ByJohn Mountain, writer at
John Mountain

Written and Directed by Guillermo del Toro

Cronos begins with a prologue and a narrative that details to us the story of the 16th century alchemist Fulcanelli and his creation of the Cronos device and the hopes that it will bear him eternal life. Skip ahead a few hundred years and we meet Jesus Gris; a kindly antiques dealer who literally stumbles upon the device and has his life forever changed by its seductive and deadly power.

That most omniscient of websites-Wikipedia-describes Cronos as a "1993 Mexican vampire horror film." I agree with half of that; I agree with the part about it being a Mexican horror film. However, I don't agree that it is a vampire film in the truest sense of the word. Yes, Jesus Gris develops a taste for human blood as a result of the Cronos device and it is ultimately what he will need if he hopes to keep himself alive; but I see Cronos more as a film about our obsession with time. We want more of it and the more of it that we have it never seems like there is enough. "If only I had more time"; "Time is on my side"; "But there never seems to be enough time to do the things you want to do once you find them"; yes I realize I am quoting The Rolling Stones and the late Jim Croce but I hope you understand what I am trying to say and that is that the characters in Cronos are obsessed with time and not blood. They want more of it and-in the case of the dying Dieter de la Guardia and his nephew Angel (a fantastic Ron Perlman in the first of what would become many collaborations with writer-director Guillermo del Toro)-they are even willing to kill for it. Cronos is a variation on ‘Khronos’, or the personification of time; if the obsession within the film had been for blood and not time then perhaps the title would been more descriptive of such a thing; it might have been called "Sangre", perhaps.
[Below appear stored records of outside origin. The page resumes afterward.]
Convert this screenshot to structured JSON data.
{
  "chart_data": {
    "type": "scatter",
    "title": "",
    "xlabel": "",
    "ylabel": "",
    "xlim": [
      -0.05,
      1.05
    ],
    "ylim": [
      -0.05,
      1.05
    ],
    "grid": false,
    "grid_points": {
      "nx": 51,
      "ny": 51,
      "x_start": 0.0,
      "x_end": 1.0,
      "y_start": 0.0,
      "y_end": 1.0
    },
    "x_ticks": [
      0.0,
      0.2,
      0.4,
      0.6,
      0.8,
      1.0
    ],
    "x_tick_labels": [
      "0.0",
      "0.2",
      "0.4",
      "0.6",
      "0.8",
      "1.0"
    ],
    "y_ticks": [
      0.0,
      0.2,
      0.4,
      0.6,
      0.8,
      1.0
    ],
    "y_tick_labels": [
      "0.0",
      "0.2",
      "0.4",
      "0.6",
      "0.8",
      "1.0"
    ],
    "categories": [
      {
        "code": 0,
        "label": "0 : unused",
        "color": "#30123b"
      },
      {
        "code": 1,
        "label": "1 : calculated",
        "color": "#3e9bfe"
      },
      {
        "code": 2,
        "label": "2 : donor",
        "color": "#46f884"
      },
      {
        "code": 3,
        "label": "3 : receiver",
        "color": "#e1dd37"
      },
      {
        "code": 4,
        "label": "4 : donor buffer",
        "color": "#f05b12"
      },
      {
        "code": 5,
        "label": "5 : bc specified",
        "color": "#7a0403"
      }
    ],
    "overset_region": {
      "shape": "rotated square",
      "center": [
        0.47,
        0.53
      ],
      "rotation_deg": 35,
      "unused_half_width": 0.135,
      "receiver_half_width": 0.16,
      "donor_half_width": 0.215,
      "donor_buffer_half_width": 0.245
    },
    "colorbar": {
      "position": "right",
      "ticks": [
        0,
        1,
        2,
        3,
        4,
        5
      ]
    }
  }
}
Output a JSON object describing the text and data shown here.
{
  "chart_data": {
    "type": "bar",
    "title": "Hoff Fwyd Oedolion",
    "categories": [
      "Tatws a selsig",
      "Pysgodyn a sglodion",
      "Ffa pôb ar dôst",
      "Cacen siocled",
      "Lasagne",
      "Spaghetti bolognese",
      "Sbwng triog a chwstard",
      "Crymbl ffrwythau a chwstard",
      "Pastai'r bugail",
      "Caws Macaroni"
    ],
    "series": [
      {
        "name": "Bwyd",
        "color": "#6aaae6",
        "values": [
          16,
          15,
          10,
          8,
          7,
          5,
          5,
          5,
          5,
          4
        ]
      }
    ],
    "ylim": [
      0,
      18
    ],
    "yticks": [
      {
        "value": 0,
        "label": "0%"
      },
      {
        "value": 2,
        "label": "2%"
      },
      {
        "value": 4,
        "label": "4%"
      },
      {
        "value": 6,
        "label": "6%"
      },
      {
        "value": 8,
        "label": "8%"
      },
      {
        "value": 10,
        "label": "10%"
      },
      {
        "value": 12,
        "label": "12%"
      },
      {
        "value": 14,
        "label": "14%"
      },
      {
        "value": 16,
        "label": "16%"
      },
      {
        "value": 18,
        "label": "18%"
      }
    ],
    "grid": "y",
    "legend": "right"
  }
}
Cronos is the debut film of director Guillermo del Toro and there are elements of the film that would become iconic trademarks of his career: insects, angels and religious symbolism and clockwork designs and motifs. This was my first time watching Cronos and of course I have seen several of del Toro's later films. The thing that impressed me the most about Cronos is that for its 94 minute runtime it never once feels like a first film. Instead it feels like a seasoned film from an immensely imaginative talent that would fit anywhere within del Toro's filmography.